The Department of Energy (DOE) has issued a notice regarding the availability of the study that it had commissioned to explore the cumulative impact of liquefied natural gas (LNG) exports. The notice sets a January 24, 2013, deadline for filing initial comments (deadline for reply comments is February 25, 2013). The study is available for viewing.
In general, a natural gas export application to countries that do not have a free trade agreement (FTA) with the United States is approved by DOE unless DOE finds that the application is not consistent with the public interest. Applications for LNG export to countries that have an FTA are deemed consistent with the public interest and are granted without modification or delay.
The study, which was performed by NERA Economic Consulting, is likely to affect DOE’s evaluation of the 15 pending non-FTA export applications. The study concludes that the projected impact of LNG exports is a net economic benefit for the United States in spite of higher domestic natural gas prices.

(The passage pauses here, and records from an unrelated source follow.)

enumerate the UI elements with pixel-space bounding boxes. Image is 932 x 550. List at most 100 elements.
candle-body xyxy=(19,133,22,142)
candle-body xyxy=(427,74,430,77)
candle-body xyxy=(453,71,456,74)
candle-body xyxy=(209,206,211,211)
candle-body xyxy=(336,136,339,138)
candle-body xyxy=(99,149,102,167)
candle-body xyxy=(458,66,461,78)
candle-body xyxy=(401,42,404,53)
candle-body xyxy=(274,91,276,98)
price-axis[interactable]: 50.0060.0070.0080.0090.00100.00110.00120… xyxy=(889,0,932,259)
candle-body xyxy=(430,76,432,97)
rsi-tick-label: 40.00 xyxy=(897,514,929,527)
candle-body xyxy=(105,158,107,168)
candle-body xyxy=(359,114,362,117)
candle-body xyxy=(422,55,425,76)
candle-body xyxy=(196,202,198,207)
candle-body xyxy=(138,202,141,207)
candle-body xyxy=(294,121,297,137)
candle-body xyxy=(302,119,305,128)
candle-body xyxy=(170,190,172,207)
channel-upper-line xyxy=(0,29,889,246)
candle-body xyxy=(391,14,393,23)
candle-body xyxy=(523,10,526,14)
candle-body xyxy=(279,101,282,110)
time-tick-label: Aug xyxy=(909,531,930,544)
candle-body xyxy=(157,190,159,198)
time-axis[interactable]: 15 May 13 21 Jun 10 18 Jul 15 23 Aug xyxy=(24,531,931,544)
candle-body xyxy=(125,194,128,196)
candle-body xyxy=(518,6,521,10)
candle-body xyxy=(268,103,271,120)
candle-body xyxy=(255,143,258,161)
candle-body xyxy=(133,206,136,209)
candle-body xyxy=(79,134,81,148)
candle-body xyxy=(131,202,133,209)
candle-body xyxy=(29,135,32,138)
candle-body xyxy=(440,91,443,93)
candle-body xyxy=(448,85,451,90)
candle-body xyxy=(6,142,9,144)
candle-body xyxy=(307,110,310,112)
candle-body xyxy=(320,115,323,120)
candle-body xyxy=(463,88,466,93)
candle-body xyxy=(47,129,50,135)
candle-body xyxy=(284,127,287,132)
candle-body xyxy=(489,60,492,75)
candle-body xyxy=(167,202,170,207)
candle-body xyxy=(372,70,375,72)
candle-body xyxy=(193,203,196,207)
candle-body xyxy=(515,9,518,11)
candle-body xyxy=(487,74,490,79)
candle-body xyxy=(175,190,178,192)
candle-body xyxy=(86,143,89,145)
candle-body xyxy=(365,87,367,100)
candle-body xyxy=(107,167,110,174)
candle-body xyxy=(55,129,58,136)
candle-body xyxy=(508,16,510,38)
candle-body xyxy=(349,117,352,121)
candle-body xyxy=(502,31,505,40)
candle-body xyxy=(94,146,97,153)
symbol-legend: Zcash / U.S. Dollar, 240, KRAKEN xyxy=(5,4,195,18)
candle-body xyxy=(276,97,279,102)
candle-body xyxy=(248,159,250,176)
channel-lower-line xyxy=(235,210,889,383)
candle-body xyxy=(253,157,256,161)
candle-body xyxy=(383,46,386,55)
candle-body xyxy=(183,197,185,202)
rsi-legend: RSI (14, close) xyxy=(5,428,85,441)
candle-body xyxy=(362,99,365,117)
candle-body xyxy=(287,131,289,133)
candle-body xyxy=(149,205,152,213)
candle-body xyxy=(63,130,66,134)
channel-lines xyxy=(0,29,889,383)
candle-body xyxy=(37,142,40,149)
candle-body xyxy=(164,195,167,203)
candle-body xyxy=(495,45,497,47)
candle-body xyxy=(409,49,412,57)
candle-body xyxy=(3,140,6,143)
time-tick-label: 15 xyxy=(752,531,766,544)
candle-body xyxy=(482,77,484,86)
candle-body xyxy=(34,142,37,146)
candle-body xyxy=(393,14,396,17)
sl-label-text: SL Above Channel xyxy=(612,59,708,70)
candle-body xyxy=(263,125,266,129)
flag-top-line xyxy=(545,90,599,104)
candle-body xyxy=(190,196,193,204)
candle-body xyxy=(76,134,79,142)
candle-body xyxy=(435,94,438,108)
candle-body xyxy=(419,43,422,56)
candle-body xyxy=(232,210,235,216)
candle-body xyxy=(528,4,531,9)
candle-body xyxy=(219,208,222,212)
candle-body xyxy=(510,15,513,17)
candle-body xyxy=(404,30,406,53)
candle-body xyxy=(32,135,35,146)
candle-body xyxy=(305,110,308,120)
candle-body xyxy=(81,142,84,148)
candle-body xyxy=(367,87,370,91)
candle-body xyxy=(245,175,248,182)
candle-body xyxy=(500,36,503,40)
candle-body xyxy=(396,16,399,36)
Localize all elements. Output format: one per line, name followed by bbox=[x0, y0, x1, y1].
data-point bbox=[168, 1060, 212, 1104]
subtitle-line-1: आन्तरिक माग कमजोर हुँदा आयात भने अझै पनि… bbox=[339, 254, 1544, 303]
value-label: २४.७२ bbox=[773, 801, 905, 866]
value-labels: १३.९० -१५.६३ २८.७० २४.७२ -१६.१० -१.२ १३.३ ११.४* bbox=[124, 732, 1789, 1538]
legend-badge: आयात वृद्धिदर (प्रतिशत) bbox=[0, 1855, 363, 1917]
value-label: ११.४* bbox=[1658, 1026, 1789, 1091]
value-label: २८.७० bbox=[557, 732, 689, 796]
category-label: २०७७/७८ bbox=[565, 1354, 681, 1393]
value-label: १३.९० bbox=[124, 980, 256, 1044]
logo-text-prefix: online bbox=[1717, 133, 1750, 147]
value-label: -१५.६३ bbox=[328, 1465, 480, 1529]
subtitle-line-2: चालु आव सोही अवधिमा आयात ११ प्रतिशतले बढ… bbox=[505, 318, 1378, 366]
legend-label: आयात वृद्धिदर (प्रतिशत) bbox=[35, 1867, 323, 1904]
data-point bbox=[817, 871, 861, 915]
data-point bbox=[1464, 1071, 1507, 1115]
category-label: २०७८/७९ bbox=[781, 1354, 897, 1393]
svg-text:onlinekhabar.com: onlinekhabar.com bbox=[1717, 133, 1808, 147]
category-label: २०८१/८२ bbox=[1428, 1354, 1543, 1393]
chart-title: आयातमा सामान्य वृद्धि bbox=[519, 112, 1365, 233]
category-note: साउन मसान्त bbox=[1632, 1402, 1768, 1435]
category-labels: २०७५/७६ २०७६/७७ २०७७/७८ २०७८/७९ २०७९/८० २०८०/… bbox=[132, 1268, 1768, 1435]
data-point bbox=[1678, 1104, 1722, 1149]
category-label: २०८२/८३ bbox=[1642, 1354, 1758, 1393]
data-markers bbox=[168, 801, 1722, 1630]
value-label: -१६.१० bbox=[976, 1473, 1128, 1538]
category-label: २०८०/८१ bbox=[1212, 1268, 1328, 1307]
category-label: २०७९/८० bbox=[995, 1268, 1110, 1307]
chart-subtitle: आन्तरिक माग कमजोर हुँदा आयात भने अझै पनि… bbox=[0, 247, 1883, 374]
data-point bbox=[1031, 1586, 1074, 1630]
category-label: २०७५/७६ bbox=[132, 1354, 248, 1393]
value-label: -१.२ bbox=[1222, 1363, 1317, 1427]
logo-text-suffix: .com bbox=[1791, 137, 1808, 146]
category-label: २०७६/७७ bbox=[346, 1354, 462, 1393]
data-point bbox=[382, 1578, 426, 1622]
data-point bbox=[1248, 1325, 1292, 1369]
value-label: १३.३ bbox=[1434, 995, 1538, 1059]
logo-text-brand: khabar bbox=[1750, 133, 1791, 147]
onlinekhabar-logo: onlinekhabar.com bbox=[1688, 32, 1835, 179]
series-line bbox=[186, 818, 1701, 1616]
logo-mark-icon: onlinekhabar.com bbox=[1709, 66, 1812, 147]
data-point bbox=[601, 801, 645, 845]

A previous analysis by the Energy Information Administration (EIA) estimated that natural gas prices would increase between 3 percent and 9 percent by 2035 due to LNG exports.
So far, DOE has issued just one authorization to export LNG to non-FTA countries: Sabine Pass Liquefaction (Cheniere Energy) was authorized to export 2.2 Bcf/d from its Sabine Pass, Louisiana, facilities. In December 2011, DOE halted the reviews of all other non-FTA licenses until the study was completed. As mentioned above, DOE has 15 applications pending to export LNG from the lower 48 states to non-FTA nations.
In general, the anti-fossil fuel coalition, environmental groups, Rep. Ed Markey (D-Mass.), Sen. Ron Wyden (D-Ore., expected to chair the Energy and Natural Resources Committee beginning in 2013), manufacturers, the American Public Gas Association, and other resource nationalists are opposed to LNG exports. Producers, marketers and financiers, Gulf Coast state officials, and national security advocates (noting the potential to undermine Russian gas exports to Europe and to support U.S. allies such as Japan and South Korea) support LNG exports.
DOE is inviting comments on the study as well as on EIA’s analysis. Specifically, comments should focus on the impact of LNG exports on domestic energy consumption, production, and prices, with an emphasis on the macroeconomic factors, including Gross Domestic Product (GDP), welfare, and consumption in addition to LNG export feasibility.